DNA precipitates into the ispropanol alcohol

        Some errors people in our lab group made led to alcohol and solution mixing, thus precluding the DNA from becoming a precipitate. In one experiment, the inversion to mix detergent with the solution was done too quickly and violently, thus leading to bubbles forming and disrupting the liquid surface. This would have kept the DNA from successfully precipitating at the interface, and could have mixed up or damaged the DNA strands in the solution. Another error was not measuring very precisely, which lead to a variety of results, some unsuccessful. We simply estimated amounts (e.g. pinch of salt), which may have led to imprecise measurement and thus a failed extraction with a certain substance being too dilute or concentrated. In a future experiment, I would suggest making sure to mix slowly, which would keep the solution from forming many bubbles. Additionally, keeping measurements precise, such as using measuring spoons and graduated cylinders, would give less variation and a higher success rate in general.

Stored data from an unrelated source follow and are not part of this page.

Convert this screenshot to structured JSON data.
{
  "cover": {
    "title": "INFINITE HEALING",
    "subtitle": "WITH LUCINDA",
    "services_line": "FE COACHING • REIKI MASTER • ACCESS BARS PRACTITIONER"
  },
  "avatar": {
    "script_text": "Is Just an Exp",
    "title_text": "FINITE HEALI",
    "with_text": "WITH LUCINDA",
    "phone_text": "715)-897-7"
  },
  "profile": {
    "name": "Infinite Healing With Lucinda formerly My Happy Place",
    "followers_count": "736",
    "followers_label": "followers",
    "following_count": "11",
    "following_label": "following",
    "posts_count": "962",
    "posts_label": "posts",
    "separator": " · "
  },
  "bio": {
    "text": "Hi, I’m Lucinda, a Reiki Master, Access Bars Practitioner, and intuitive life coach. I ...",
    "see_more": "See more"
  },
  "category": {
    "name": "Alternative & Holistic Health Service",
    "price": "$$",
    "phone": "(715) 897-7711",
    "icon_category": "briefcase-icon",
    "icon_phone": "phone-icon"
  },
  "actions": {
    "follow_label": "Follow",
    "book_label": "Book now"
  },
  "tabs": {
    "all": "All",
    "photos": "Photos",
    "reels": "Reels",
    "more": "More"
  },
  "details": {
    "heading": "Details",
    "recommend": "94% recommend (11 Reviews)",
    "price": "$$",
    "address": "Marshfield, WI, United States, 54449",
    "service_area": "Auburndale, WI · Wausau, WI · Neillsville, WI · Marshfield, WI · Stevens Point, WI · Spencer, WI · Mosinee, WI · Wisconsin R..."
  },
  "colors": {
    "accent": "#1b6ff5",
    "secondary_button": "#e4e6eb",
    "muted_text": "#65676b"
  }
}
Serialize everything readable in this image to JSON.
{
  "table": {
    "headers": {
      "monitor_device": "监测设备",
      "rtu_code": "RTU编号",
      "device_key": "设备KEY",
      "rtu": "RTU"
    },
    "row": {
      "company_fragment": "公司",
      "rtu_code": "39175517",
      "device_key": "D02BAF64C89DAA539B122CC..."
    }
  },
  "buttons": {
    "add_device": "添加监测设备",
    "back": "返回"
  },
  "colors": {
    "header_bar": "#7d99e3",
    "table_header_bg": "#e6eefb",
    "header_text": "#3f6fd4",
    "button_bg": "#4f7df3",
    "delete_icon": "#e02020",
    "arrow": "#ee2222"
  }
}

Precipitation is unsuccessful due to violent inversion

        This lab was done to demonstrate how DNA can be extracted from inside the nucleus of a cell. Moreover, I also learned how the membranes, histones, and nuclear material must all be broken down before the DNA can be extracted. This helped me understand how much protection the DNA has, due to it holding the genetic information. Not only does it never leave the nucleus (mRNA copies and leaves instead), there are many layers of membranes to keep it from being damaged by substances outside the cell. Outside of these concepts, based on my experience from this lab, I also now know how one might break down cell membranes to access, not only the DNA, but any organelle one might be studying using the techniques of homogenization, lysis, and precipitation.